Right in the middle of a linearization exercise, the K channel stopped working completely. I tried printing a single channel flush using Calibration Mode, but got absolutely nothing. Any ideas on how to clear the clog?
Any help would be appreciated.
Hey Will. Check your cartridge to make sure it’s not empty! If so, you’ll need to do an init fill on the printer. Just printing will not purge the air.
Did you switch to MK to see if it still would not print? This is the other test (if the PK cartridge is full).
-Walker
Yep - tried both of those tricks - the black channel does not print for either the pK or the mK. I think there must be a clog in the line feeding the print head.
I went through the whole cleaning procedure from your Youtube video on cleaning this printer and didn’t get anything.

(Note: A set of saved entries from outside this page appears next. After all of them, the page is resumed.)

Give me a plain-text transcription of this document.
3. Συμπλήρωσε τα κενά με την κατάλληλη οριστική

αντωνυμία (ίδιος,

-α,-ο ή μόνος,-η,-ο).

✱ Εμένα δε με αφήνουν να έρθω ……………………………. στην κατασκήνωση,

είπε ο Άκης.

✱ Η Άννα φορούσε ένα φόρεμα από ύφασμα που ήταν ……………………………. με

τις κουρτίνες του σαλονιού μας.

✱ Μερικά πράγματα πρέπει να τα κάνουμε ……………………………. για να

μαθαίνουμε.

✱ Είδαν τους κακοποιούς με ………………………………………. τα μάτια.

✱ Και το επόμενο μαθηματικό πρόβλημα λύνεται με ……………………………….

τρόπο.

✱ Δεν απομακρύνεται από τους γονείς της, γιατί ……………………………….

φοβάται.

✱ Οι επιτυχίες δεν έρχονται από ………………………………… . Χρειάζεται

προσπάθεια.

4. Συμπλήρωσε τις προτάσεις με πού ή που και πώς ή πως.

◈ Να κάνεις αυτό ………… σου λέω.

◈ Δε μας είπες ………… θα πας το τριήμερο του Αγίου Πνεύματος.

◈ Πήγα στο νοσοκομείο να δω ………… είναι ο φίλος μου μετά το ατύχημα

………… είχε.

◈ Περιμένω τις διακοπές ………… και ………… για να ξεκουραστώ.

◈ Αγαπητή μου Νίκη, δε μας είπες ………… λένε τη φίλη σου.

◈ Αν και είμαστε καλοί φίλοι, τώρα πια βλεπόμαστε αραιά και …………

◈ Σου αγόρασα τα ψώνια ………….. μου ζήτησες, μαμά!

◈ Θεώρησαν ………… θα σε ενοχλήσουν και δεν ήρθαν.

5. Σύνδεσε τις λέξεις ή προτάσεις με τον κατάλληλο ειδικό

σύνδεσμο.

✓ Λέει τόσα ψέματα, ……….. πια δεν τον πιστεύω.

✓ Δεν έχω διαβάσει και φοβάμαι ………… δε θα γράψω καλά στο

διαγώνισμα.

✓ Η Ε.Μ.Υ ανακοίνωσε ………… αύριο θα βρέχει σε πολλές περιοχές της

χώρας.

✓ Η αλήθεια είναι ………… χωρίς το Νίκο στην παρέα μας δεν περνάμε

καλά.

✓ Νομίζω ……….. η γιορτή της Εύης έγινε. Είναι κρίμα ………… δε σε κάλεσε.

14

I tried the ‘leave a Bounty towel strip soaked in PiezoFlush solution overnight under the printhead’ trick, and no luck there either. I am going to try that trick one more time and then I think the printer is going to have to go to the printer hospital.
When I print a nozzle check, I get absolutely nothing from the K channel.
This is most likely an air bubble that is stuck in the damper somehow.
If you put PK in the Yellow channel you can still print with this printer as a “P2” printer. PiezoDN and regular Piezography curves support this configuration.
-Walker
I sort of figured that there is either an air bubble or a pigment block in the line leading from the carts to the head. Is there any way to safely clear that - such as taking a small syringe and injecting Piezoflush into the small hole that take the ink from the cart?
And if I do have to reconfigure the printer using the Y cartridge as the pK do I have to edit the Quad files to reflect this. I’m not entirely clear on what the P2 configuration is…
I’m posting this in the interest of posterity after a conversation with my local printer repair guy and a Facebook dialog with Walker.
According to my local Epson repair guy, the Achilles heel of the R3000 (and 3800 and 3880) printers is the the black-ink switching part of the print head. As they get lots of use, the Glossy/Matte ink switching mechanism can get jammed and stop working altogether and kill the K channel. The best fix is replacing the print head, but that is costly - he estimated about $600 all in. Which makes no sense when I get an Epson refurbished R3000 for $500 if I lurk on the Epson site frequently enough.
What Walker suggested is to repurpose the unused Y channel (normally the K7 lightest gray channel in regular Peizography) to the K channel. I have to modify a shitload of the .quad files to copy the K values to the Y channel and then zero out the K channel values. But once I did that, it seems to be back on track.
So instead of sending the printer to the graveyard, I will probably be able to get some more mileage out of it.
Here’s a quick and easy K to P2 re-mapper for you.
Simply open the .quad in a text editor, paste in column 1, and select column 2 and copy into a new document (I suggest using TextWrangler or BBEdit) and save this txt file as your “newP2curve.quad”
best.
Walker
P2-remapper.xlsm.zip (49.1 KB)
Thanks! I was just about ready to write a little AWK script to do the same thing. But this will save me time!